Friction Welding Plastic
I bought this Brat from ebay. While it seems complete the body was pretty trashed as you can see in the photos. I wanted to restore and not just replace parts and from the photos you can see the body has major cracks at the front. I could glue or tape the body back together, but the joints are never the same, and I want to use this as a runner so strength was important. Luckily a couple months ago I saw an article on hackaday (search friction welding at www.hackaday.com) about friction welding.
Tamiya hard plastic bodies are made of polystyrene, which is a thermoplastic (so is ABS and polycarbonate), so if you warm them enough, they will soften and eventually melt. Friction welding just involves spinning a tube of the material in a dremel or similar and pushing it against the plastic you want to join. For polystyrene the friction is enough heat and melt the plastic to form a good join. This technique is over 30yrs old and apparently was even part of a car toy from the 70s that you could smash and repair.
You have to move reasonably quickly, otherwise you can blow a hole in plastic, which I did at the base of the windscreen. I first tested using some polystyrene card and used the lowest spin speed on the dremel. The initial attempt I worked the weld too fast and it didn't hold very well. But my second try (after welding both sides) I found the weld to be very strong. Fig 7 is me flexing a test right angle joint without any issues. For maximum strength I would recommend welding both sides.
I was pretty happy with the finished weld, and it seems to be pretty strong. It will need sanding on the outside to smooth off, which I will eventually get around too!
All comments welcome.
Comments
JWeston
Very interesting. Cheers.
zakspeed
very interesting - i'll give that a go on my next project - like the look of the Brat
mongoose1983
That's the sort of project car I love. Thank you for sharing this very interesting information on how to fix these problems.
KEV THE REV
Something nice to get your teeth into for sure
R/CVET
Nice score and I love the friction welding idea....never heard of it before but I have an original Wild One with a cracked chassis and I think I might try this to fix it. Thanks for sharing.
Eleck_Rider
Never heard of this technique before. Plastic is pretty amazing stuff eh?
yogi-bear
Thanks everyone.
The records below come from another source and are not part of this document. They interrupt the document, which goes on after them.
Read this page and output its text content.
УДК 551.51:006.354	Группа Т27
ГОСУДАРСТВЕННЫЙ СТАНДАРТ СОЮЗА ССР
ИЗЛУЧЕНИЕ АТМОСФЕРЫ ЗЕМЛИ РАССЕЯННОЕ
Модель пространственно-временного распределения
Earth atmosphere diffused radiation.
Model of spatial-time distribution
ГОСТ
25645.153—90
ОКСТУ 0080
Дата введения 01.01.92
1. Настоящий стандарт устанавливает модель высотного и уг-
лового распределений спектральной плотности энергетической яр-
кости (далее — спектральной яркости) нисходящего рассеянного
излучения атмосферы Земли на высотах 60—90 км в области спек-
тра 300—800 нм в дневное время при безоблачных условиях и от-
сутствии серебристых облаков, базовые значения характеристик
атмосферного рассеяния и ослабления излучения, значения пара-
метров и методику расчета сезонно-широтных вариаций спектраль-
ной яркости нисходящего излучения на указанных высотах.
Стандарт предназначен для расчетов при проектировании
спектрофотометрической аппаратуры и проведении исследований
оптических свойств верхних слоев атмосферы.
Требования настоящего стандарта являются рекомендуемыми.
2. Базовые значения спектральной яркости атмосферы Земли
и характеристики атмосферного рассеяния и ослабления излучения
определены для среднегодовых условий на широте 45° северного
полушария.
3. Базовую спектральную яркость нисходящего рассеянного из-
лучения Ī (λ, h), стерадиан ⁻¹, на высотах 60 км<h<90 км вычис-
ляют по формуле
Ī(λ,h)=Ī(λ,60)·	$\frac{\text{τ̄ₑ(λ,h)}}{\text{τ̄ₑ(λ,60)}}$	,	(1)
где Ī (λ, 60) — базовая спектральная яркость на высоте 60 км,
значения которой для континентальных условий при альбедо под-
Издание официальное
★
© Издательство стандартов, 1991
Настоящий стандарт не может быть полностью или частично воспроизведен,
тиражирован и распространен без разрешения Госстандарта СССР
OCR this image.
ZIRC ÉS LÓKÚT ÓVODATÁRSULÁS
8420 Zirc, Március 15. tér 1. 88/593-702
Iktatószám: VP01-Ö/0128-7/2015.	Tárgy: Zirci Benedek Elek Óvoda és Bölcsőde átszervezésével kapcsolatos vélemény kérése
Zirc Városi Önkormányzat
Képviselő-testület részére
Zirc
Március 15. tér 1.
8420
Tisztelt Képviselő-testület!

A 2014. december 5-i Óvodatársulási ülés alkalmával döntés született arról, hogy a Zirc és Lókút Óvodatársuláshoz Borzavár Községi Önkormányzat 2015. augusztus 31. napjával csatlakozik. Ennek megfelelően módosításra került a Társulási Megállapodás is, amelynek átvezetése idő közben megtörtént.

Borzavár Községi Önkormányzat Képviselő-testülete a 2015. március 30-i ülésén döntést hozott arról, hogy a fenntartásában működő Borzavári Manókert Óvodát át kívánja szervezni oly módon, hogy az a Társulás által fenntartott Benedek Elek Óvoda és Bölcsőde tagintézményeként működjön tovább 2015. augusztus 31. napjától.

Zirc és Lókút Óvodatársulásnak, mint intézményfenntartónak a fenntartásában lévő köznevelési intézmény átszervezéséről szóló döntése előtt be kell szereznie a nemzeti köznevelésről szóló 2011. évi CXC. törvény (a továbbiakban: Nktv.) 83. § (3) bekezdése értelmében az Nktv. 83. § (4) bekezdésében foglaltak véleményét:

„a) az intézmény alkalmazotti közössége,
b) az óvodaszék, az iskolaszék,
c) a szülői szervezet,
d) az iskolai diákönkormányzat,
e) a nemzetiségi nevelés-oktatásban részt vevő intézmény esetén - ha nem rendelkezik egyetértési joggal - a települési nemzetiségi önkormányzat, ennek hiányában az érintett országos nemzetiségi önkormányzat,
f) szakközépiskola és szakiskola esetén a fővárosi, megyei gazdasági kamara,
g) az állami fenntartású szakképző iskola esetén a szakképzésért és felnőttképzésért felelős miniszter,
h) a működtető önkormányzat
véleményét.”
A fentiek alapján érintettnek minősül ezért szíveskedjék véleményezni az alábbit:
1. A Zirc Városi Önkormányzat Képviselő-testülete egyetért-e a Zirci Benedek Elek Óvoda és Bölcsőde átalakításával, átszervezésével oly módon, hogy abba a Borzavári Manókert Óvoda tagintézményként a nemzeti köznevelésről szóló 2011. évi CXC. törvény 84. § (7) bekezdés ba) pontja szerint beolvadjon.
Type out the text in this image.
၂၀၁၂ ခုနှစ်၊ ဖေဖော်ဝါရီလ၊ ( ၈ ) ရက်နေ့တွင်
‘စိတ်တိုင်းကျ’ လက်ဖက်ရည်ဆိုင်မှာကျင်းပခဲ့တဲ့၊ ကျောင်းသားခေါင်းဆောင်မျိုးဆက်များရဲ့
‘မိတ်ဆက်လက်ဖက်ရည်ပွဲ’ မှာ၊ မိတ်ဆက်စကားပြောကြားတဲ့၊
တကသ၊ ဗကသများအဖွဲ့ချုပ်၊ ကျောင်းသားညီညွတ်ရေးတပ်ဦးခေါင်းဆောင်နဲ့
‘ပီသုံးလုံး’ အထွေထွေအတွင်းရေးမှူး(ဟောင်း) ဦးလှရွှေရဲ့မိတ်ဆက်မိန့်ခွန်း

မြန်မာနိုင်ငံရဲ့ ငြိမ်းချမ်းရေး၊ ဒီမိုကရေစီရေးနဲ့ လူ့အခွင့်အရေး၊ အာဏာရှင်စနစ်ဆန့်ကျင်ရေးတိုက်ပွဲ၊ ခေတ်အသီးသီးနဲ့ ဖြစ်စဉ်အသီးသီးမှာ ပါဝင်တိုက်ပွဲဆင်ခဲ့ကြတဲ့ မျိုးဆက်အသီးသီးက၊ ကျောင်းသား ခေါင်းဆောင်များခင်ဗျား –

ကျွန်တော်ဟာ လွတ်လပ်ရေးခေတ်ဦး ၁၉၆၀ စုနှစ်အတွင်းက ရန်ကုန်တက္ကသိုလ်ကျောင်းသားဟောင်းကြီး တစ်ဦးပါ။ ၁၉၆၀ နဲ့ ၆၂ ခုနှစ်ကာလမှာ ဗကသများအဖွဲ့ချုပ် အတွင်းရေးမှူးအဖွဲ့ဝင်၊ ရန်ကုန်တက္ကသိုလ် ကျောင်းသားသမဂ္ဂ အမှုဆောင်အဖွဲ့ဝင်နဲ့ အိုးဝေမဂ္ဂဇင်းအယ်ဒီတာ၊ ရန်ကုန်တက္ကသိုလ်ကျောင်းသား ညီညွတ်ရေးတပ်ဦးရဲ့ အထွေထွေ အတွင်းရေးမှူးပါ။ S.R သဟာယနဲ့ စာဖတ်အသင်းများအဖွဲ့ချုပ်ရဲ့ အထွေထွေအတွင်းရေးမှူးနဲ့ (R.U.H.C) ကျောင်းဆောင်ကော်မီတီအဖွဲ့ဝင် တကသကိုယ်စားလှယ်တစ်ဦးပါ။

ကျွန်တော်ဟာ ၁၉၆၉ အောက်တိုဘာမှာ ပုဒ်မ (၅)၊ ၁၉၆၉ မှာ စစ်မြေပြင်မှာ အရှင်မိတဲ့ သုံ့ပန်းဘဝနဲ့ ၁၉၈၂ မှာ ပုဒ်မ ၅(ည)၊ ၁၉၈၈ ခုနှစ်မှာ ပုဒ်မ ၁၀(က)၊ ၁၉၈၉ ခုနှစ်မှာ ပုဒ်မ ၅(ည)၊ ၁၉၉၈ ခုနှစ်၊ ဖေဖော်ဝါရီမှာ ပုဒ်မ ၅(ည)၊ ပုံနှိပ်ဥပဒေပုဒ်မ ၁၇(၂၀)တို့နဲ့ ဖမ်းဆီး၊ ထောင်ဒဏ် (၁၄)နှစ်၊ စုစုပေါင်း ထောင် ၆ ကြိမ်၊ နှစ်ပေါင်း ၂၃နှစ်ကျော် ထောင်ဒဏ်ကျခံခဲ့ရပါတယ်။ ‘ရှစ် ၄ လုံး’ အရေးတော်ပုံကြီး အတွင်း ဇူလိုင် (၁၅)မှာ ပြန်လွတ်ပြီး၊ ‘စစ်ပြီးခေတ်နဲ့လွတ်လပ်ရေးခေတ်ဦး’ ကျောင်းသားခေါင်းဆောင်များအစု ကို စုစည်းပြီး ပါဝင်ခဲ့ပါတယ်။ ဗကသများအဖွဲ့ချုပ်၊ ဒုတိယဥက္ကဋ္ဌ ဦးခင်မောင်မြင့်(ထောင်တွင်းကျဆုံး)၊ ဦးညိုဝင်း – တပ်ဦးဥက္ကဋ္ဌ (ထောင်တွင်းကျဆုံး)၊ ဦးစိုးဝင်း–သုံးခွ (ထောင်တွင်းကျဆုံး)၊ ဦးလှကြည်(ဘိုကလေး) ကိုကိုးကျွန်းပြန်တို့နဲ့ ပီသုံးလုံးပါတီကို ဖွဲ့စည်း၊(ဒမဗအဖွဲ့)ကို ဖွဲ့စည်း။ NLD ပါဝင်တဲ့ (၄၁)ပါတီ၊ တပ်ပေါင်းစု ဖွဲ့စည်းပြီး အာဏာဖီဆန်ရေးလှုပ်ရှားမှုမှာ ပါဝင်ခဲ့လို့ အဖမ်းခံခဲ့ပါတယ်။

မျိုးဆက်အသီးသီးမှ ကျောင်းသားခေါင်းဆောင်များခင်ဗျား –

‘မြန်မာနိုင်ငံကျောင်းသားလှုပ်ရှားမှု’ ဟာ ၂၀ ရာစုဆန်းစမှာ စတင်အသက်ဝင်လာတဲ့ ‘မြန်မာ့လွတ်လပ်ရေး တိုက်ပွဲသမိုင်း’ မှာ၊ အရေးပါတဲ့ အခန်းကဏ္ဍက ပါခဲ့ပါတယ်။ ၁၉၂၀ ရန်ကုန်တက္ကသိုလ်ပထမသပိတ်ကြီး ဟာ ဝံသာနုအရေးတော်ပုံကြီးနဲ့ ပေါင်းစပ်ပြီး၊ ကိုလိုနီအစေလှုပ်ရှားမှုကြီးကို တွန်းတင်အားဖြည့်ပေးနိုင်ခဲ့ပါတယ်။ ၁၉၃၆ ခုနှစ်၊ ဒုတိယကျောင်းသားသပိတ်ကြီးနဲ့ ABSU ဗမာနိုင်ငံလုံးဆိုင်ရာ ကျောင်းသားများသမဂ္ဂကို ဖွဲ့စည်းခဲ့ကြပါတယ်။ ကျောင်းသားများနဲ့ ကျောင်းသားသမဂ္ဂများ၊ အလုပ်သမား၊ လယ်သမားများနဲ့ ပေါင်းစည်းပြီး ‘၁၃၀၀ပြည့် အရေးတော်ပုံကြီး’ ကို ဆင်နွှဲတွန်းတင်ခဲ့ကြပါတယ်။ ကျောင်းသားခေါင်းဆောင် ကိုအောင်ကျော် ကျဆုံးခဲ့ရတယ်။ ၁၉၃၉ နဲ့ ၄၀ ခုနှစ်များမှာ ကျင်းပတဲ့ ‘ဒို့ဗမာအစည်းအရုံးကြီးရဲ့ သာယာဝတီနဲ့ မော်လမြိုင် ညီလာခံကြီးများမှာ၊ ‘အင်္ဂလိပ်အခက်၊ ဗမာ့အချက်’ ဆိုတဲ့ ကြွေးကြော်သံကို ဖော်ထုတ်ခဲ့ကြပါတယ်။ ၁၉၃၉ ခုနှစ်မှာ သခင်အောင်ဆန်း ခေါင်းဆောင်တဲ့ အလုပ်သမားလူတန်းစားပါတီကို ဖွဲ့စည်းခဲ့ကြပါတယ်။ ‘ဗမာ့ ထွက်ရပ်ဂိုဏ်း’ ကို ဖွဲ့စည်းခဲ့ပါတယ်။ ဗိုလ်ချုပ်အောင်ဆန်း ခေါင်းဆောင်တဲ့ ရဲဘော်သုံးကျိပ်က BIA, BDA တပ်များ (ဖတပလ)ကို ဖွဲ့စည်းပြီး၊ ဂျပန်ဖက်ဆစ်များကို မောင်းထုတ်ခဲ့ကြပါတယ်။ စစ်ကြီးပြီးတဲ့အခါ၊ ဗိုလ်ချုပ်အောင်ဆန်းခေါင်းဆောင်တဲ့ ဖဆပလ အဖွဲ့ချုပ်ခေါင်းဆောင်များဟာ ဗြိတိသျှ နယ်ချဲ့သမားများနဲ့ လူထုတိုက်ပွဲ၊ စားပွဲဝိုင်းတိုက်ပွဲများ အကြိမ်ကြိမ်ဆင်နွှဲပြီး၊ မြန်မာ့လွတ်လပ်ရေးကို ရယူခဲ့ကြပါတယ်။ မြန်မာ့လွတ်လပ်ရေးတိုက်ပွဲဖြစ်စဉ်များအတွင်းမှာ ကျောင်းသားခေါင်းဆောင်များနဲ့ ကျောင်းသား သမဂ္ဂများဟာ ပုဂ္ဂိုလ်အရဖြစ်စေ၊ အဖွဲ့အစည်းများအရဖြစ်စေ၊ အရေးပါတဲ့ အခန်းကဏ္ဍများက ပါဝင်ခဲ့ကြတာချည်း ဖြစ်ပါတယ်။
R/Cvet, the wild one chassis is ABS, and this technique should also work. I have some mauri galaxy shock towner mounts I need to try this technique on. You'll need some ABS rods though. One thing I probably should have done in this is remove the paint first, as it will probably contaminate the weld. But it seems strong enough.
Max Power
Great idea, I can't wait to see the finished job .
Crash Cramer
Stunning work and just like a full scale body shop, perhaps if it is a runner, you could paint the fender primer or other color to look like it came from the junkyard and needed some repair, rust weathering could also be a nice touch to go along with those wheels.
yogi-bear
Thanks Max, will hopefully have it ready for the next run.
I agree Crash, I was thinking along the lines of a well used and abused brat. I will though strip all paint off and re-paint as a patched and repaired car, probably with less decals, hmm which reminds me. I'm also toying with the idea of painting the chassis in a satin black. I did notice a stress fracture at the front of the chassis, so don't know if I will have to deal with that.
KEV THE REV
I painted my Frog runner chassis in black, it irons out the yellowing etc and looks good
yogi-bear
Thanks Kev, agreed, just checked out your frog, nice work, pretty much what I was thinking of.
Leethal Driver
Nice work. Got a couple of BF shells with some major damage where this might come in real handy.
VagabondStarJXF
This is a great idea, I've used it to repair a suspension mount point which seems to be holding just fine at the moment, but I've just tried this on the Holiday Buggy 2010 shell and it didn't work, I just made a small 1/8' hole, so I guess that's another thing to add to the list of things that doesn't work on PE shells.